Once inside, after being given an access code (valid for 24 hours), the lid silently closed above her and, as she lay on a thin mat similar to a camping mattress, with her head resting on a purple neck cushion, an automated voice proceeded to ask her three questions: ‘Who are you?’, ‘Where are you?’ and ‘Do you know what happens if you press the button?’

Three times the woman – a mother of two from the American midwest – answered correctly. She was then given a final chilling reminder about what would happen if she did press it and that there would be no turning back. ‘If you want to die,’ the voice informed her, ‘press this button.
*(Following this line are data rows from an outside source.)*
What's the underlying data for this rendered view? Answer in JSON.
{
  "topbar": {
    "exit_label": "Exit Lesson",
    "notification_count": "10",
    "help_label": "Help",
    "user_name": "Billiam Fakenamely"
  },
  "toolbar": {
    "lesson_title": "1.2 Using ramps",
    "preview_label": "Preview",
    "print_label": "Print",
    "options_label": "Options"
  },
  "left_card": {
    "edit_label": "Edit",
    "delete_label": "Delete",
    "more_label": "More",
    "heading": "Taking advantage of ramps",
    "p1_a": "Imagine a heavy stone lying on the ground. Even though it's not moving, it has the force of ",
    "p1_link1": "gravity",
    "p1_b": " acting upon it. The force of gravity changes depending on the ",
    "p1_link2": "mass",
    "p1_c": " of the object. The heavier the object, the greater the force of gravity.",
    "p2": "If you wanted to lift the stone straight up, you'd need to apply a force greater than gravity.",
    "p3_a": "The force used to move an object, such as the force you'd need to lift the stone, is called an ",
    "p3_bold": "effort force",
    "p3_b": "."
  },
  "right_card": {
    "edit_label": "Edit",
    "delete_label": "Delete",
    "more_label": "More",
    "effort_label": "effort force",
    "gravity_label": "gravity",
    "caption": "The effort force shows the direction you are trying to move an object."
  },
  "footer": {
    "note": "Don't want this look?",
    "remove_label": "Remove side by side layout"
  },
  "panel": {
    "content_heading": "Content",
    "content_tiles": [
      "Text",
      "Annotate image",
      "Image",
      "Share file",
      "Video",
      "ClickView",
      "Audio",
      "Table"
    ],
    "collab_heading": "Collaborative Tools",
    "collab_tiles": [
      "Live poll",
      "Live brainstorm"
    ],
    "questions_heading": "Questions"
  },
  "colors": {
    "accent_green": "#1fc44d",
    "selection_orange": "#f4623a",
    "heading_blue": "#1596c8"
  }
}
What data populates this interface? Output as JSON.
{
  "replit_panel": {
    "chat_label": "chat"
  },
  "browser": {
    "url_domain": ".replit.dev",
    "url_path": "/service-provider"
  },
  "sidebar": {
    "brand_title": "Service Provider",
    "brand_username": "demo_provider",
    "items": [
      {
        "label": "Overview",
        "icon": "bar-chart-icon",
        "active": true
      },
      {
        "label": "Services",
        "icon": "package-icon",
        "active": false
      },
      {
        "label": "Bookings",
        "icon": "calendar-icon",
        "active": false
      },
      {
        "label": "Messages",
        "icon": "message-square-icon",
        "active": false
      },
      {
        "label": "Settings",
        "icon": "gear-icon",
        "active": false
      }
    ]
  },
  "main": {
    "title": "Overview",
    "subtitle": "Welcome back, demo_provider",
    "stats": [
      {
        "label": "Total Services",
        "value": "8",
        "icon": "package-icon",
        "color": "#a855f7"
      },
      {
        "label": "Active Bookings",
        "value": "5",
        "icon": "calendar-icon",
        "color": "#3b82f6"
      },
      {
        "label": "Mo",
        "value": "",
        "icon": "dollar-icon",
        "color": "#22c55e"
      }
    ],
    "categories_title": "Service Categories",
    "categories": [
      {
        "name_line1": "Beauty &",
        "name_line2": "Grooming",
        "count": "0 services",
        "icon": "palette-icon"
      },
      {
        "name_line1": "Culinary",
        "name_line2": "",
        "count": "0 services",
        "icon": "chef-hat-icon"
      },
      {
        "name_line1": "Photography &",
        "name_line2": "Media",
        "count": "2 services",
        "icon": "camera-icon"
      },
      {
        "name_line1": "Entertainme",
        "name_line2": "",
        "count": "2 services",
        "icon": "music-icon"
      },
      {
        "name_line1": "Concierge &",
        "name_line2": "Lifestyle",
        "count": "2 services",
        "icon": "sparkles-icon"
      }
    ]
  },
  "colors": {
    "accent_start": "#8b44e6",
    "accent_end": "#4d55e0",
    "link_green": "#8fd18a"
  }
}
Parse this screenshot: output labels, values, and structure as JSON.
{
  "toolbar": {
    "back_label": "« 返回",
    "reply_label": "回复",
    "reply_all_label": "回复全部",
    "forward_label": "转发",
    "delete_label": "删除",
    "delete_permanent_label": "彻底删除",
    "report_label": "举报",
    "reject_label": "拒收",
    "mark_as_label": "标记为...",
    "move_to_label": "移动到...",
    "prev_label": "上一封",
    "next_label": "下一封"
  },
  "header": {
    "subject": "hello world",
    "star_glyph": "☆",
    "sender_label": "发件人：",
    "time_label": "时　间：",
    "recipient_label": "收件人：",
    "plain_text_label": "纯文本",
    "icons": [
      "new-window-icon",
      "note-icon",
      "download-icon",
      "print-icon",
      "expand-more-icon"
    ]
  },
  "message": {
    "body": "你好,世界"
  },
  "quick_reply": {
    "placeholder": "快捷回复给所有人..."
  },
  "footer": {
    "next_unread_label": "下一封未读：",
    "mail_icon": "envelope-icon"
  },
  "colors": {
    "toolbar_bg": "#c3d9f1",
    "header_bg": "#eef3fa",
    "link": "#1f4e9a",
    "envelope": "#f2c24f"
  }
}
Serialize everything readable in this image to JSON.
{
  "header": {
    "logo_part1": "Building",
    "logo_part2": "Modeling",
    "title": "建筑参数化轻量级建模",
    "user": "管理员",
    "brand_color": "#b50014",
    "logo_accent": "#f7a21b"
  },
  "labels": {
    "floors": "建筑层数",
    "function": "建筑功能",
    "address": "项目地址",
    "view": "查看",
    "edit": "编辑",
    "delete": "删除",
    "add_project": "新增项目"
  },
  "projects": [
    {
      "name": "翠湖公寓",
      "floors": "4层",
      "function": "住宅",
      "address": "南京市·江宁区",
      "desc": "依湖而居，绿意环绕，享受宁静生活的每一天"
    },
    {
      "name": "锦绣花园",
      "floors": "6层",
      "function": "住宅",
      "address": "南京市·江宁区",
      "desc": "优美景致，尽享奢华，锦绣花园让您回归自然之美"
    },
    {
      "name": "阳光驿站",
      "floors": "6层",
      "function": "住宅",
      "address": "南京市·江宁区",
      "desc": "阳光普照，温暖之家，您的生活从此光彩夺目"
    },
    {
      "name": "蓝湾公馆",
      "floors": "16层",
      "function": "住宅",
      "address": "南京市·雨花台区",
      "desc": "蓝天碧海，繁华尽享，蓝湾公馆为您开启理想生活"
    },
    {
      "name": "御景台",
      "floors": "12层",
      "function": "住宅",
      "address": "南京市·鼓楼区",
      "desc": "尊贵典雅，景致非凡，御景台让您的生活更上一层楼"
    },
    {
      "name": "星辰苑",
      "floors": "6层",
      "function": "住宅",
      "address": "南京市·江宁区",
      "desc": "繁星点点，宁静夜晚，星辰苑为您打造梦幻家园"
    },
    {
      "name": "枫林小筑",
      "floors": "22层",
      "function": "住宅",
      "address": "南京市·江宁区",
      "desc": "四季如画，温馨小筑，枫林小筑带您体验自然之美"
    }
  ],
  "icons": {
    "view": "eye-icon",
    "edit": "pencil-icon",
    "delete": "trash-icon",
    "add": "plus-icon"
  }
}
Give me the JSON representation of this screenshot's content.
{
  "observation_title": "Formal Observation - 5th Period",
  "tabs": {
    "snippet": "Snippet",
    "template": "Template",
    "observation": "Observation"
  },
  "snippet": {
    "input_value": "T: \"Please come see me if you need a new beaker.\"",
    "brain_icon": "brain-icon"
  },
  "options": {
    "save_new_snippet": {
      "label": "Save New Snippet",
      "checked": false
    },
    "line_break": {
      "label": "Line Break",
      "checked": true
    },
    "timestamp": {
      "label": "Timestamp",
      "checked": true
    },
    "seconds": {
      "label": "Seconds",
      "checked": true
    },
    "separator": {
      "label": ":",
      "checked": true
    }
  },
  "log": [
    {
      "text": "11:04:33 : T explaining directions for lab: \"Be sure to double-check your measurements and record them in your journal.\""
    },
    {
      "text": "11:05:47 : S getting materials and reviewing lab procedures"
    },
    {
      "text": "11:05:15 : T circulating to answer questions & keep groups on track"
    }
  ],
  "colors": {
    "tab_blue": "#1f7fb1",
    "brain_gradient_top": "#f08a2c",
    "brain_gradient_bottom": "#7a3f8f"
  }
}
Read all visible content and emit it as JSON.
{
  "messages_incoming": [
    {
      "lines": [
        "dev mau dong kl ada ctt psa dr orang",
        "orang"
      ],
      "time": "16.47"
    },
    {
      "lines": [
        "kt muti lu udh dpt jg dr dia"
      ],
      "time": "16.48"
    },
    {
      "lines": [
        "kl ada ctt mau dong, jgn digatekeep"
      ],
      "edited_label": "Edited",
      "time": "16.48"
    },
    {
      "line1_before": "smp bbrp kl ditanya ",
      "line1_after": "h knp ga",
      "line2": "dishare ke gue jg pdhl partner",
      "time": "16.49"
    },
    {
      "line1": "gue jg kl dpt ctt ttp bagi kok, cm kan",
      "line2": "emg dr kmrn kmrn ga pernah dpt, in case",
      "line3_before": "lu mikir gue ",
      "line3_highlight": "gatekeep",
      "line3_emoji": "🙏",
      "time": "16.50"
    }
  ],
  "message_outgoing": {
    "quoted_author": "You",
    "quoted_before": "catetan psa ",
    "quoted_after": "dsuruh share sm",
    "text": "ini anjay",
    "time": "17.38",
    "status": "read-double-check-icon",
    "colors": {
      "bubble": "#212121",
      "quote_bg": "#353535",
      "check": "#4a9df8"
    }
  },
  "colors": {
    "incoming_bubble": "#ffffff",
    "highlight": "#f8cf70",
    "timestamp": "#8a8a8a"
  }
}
The woman did so without hesitation. Moments later the sealed chamber was flooded with nitrogen, starving her of oxygen.

Within two minutes she had lost consciousness and within five – at 4.01pm – she was pronounced dead, a process which was apparently ‘peaceful and painless’.

The woman, who suffered from a severe immune disorder that left her in great pain, was the first person to use the ‘suicide ­capsule’ known as the Sarco (short for sarcophagus).

She has not been identified but shortly before she died, she was pictured with her back to the camera outside the pod, about three miles from the village of Merishausen in the northern canton of Schaffhausen.

The haunting image of the blonde-haired figure wearing a fleecy cream jumper, black trousers and open-toed sandals, was published in a Dutch newspaper.

The inventor of the Sarco, Australian-born Philip Nitschke – nicknamed Dr Death by his many detractors – now lives in the Netherlands where the device was created using a 3D printer for Swiss assisted dying organisation The Last Resort.

The design is intended to resemble that of a spacecraft in order to give those inside the feeling they are travelling to the ‘great beyond’.

 

Switzerland is one of the few counties where someone can legally end their life provided there is no ‘external assistance’ and those who help them to die do not do so for ‘any self-serving motive’.

The Last Resort has previously insisted no laws were broken.

The moral and legal status of the Sarco has been keenly debated here in Britain where the ‘right to die’ is back on the political agenda.